Oklahoma also battled the fast-spreading fires. According to Roger Mills County Emergency Management in Oklahoma, the Smokehouse Creek fire had crossed the state line and moved into the county, leading to evacuations of Durham and Crawford. With dozens of wildfires in the state by even Monday night, Oklahoma already has had evacuations in several counties, temporary shelters set up, and emergency declarations.

Oklahoma Department of Agriculture, Food & Forestry Secretary Blayne Arthur told DTN Tuesday night, "We have had fires across the state ... buildings and cattle lost. Won't have totals on losses until fires are more contained."

On social media Tuesday there were reports of ranches affected by the fires and videos of the desperate attempts to move livestock to safety.

The Texas & Southwestern Cattle Raisers Association is urging people to donate money to help aid victims on ranchers who are being affected by the wildfires.


Nebraska also saw how quickly a wildfire could spread. According to state officials, on Monday morning near North Platte a mower sparked a fire less than 10 miles from the city, damaging homes and other buildings.

Within 24 hours, the Betty's Way fire raced through 71,000 acres of land in Lincoln and Custer counties, with 15 volunteer fire departments in the area trying to keep the fire from spreading. By late Tuesday, it was about 70% contained.

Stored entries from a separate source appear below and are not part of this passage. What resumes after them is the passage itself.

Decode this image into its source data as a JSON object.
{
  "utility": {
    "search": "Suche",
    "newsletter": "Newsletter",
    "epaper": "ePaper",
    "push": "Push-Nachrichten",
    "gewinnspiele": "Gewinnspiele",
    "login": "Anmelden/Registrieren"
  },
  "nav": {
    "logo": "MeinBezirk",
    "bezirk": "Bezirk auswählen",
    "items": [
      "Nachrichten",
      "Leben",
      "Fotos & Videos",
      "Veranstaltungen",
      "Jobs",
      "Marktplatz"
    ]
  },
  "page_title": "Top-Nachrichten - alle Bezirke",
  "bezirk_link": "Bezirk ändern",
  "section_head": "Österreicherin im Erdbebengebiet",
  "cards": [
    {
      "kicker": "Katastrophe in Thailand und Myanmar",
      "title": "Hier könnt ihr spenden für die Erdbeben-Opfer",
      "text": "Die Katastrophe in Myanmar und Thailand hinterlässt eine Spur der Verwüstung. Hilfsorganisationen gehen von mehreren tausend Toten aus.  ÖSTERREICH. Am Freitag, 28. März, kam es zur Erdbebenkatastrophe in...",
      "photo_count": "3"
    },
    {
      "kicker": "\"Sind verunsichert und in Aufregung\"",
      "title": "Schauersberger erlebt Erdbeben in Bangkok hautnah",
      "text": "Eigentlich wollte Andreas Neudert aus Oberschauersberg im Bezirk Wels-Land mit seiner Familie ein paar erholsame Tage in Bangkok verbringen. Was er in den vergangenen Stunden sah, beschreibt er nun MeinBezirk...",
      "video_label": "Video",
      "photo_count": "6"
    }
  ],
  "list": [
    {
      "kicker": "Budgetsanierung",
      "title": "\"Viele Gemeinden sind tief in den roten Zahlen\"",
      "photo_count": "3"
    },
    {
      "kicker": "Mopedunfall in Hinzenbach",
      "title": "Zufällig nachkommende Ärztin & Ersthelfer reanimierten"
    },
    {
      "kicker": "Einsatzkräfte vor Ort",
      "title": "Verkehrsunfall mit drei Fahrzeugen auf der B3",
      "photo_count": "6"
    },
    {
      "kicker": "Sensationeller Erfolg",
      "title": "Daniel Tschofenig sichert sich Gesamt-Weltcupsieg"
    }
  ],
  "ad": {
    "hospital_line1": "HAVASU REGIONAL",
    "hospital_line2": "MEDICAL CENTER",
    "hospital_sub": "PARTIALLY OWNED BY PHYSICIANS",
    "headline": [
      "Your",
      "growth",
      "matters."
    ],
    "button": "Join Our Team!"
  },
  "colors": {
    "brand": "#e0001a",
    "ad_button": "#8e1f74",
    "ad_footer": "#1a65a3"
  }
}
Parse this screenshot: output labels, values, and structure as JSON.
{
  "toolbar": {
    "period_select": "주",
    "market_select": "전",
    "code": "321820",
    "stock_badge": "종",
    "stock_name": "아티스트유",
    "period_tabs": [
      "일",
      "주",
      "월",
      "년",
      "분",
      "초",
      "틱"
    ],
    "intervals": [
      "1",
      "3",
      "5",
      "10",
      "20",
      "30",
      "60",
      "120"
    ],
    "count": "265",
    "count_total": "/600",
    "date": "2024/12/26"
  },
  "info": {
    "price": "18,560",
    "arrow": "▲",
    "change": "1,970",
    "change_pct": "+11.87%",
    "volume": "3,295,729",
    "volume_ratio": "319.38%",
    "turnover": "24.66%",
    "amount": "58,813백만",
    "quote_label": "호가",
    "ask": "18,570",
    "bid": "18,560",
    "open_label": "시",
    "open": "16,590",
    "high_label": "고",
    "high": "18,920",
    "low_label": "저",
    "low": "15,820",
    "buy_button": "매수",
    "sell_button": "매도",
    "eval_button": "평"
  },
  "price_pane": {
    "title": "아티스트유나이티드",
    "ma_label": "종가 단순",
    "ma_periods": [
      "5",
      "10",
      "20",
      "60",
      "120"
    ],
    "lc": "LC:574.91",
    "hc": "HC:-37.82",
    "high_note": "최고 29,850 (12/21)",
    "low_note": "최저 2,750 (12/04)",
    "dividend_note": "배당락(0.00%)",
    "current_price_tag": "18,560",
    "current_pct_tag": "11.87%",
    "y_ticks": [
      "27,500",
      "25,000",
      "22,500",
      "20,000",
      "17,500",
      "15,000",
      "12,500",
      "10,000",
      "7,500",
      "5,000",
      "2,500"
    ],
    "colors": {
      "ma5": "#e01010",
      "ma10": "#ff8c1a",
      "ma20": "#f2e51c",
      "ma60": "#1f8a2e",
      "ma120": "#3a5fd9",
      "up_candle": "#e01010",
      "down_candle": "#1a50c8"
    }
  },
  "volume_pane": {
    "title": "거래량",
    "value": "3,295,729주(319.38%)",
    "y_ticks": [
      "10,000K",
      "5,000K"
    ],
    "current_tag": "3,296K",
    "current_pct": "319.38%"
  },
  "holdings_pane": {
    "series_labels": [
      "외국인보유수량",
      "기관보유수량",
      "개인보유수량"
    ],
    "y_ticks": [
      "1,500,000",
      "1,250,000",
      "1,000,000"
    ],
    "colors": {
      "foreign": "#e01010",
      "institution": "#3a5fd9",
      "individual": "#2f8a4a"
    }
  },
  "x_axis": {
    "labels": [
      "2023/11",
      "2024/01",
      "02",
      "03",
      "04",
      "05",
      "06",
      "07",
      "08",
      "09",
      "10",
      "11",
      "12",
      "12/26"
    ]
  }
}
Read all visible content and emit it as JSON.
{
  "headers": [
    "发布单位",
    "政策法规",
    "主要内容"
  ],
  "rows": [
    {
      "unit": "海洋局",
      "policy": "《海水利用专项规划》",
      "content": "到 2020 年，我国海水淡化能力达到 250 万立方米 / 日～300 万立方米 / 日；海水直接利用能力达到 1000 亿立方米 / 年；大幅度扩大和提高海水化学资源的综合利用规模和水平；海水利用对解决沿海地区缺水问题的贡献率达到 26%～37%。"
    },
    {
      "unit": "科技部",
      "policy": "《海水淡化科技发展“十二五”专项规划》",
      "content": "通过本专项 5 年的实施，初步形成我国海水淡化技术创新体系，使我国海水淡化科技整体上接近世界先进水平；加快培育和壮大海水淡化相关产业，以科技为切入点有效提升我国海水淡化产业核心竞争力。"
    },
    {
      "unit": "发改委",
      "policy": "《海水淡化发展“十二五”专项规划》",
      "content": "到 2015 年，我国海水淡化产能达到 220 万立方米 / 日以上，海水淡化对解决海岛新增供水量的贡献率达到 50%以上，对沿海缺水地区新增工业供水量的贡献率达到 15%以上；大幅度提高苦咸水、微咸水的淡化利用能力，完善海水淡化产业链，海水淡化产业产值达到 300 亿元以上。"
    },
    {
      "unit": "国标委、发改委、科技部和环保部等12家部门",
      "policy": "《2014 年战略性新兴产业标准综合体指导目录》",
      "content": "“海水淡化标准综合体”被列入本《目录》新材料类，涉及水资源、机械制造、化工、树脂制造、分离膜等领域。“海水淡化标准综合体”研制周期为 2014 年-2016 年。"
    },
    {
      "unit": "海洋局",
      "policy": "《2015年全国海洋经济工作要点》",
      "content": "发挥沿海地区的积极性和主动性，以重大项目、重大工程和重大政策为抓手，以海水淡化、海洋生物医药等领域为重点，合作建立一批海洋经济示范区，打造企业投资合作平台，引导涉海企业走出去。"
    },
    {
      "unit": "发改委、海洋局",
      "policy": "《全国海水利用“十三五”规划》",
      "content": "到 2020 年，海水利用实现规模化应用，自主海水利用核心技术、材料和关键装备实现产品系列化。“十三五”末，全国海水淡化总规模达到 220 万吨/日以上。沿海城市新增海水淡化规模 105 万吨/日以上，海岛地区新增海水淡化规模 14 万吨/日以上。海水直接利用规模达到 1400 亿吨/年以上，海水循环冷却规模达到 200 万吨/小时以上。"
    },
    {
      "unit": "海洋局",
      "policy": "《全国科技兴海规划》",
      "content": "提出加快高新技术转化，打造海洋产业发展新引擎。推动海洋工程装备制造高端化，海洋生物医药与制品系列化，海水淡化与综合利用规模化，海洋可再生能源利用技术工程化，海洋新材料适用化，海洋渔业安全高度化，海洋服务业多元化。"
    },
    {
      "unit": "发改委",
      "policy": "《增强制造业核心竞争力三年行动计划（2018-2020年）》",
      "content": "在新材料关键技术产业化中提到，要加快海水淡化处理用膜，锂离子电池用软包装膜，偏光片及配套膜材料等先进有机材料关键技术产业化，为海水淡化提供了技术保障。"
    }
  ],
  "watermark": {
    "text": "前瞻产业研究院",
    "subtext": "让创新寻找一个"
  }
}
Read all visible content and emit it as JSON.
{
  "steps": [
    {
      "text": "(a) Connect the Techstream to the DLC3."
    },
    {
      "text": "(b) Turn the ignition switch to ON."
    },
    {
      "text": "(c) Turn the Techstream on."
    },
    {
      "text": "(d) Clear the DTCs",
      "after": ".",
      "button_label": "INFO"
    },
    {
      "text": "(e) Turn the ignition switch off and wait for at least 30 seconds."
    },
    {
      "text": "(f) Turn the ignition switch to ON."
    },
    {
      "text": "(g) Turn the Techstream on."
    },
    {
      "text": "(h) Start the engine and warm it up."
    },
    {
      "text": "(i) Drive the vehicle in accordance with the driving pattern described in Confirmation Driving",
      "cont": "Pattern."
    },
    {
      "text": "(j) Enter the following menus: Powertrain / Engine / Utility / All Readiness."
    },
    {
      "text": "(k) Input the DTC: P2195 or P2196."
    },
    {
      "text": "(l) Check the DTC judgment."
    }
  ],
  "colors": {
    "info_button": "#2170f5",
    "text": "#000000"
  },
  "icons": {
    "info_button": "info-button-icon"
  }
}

According to Associated Press, "by late Monday, Gov. Jim Pillen declared a state disaster, which provided additional help from the state Forest Service, Fire Marshal, emergency management agency and other cooperating agencies."


DTN Ag Meteorologist John Baranick on Monday had written in his blog about the wild swings in temperatures and conditions in the High Plains this week that would increase the potential for wildfires. "While not extreme like in some spring storms, wind gusts over 35 mph will be common in a lot of areas and over 55 mph in the High Plains, down-sloping off the Rocky Mountains. With some drier conditions out there, the winds could elevate the risk of wildfires," he said.